The Functions Translator is made for people who use Excel in several languages.
Install the Functions Translator Add-In
You must install the Functions Translator add-in before you can use it.
To install the Functions Translator add-In, use the following steps:
- Click the Insert tab, and select the Get Add-ins button in the Add-ins group.
- In the Office Add-ins Store, select the Productivity category and scroll down until you find the Functions Translator, and click the Add button.
The Functions Translator add-in is added to the very right of the Home tab.
Additional Information on the Functions Translator Add-in
You will see the Reference and Translator buttons In the Functions Translator group.
It does not matter which one you click; either one will take you to the Functions Translator pane, only to different tabs.
The Reference button will take you to the Reference tab, and the Translator button will take you to the Translator tab.
Note: You are taken to the Welcome screen the first time you open the Functions Translator.
When you click the Get Started button on the Welcome screen, you are taken to the screen where you can set the From and To languages.
You are taken to the Functions Translator when you click the Start Working button.
The add-in has three tabs; Reference, Dictionary, and Translator tabs.
Note the gear button at the bottom of the pane:
The gear button allows us to change the From and To usage languages.
Let’s click on it and set the From language to English and the To language to Dutch.
Of course, we do this assuming we are working with the Dutch version of Excel.
Click the back arrow to go back to the three tabs.
The Reference Tab
The Reference tab gives you a reference sheet for all Excel functions in the source and target languages.
You can use the Function category drop-down to sort the functions.
The Dictionary Tab
The Dictionary tab grants you access to a searchable dictionary of all the Excel functions:
The Translator Tab
The Translator tab allows you to translate all Excel functions and delimiters in a formula.
Type in or paste the formula you want to be translated in the top box and click the down arrow to see the translation in the target language.
Click the first button below the text boxes to replace the formula in the currently selected cell with content in the text box.
Click the other buttons below the text boxes to choose the correct delimiter symbol if the auto-detection process selected the wrong one.
This tutorial has explained in detail how to translate in Excel using Excel’s built-in Translator and the Functions Translator add-in.
These translation features are helpful for people who work with Excel workbooks that are not in their native language.

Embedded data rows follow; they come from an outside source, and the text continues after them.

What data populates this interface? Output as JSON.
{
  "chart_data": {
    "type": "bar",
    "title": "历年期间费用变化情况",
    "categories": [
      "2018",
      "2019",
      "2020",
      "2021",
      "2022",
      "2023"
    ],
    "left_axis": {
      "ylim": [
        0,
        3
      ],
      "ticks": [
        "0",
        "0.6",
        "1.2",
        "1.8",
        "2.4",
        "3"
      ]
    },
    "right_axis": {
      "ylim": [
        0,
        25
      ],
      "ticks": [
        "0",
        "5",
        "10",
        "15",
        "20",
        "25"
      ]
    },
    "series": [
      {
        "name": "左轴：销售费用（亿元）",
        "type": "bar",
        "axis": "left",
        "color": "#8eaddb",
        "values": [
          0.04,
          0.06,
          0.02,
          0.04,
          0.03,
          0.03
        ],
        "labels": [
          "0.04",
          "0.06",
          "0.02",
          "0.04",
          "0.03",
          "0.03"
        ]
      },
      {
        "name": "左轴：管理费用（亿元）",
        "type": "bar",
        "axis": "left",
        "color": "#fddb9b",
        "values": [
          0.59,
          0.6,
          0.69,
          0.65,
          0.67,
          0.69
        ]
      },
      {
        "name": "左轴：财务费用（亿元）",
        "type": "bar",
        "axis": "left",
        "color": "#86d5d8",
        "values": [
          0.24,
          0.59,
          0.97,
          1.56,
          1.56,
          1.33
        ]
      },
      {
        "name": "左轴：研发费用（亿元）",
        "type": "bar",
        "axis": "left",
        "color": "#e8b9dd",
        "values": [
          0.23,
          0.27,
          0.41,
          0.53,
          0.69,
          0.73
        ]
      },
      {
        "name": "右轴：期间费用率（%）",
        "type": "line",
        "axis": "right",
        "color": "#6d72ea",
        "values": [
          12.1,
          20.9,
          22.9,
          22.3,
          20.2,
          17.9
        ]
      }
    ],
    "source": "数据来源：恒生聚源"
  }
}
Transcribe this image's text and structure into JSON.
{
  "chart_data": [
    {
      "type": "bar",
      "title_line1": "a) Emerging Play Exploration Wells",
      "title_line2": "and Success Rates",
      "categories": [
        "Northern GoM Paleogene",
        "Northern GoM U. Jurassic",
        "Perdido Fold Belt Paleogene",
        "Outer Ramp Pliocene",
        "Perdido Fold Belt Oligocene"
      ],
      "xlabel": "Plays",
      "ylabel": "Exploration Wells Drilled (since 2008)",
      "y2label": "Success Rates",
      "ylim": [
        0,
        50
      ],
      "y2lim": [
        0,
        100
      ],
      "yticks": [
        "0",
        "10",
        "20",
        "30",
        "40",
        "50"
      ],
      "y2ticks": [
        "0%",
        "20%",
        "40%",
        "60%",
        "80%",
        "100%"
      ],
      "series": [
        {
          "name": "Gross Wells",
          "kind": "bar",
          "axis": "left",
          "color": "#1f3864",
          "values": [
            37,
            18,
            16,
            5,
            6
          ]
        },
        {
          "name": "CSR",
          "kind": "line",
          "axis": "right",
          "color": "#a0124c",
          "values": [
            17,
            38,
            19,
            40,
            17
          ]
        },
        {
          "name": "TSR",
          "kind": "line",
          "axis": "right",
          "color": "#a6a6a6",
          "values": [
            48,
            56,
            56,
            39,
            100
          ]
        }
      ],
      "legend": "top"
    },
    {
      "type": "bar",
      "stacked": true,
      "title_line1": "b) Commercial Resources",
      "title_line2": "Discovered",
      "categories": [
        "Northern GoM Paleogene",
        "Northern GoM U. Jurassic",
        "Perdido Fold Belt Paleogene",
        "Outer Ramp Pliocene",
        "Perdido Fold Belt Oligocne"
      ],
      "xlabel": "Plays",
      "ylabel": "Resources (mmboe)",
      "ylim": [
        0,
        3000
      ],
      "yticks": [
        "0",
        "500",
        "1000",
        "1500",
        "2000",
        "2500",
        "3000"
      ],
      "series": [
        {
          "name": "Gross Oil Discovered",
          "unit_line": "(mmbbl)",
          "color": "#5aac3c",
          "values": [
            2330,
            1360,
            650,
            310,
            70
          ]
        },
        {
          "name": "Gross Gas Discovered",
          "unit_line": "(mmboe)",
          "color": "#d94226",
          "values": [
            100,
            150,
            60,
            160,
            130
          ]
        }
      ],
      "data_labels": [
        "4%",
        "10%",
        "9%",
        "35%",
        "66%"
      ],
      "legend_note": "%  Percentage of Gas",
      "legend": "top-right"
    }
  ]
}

Examples of situations where the translation features are handy are; culturally diverse offices with staff who speak different languages and multinational companies that use many versions of Excel in several languages.
Other situations include when you receive Excel documents in a language that is not your primary language and when you are collaborating with multi-ethnic remote teams.
Note that Excel’s built-in Translator can sometimes give wrong translations, and so we can’t apply it for professional use.
We hope you found the tutorial helpful.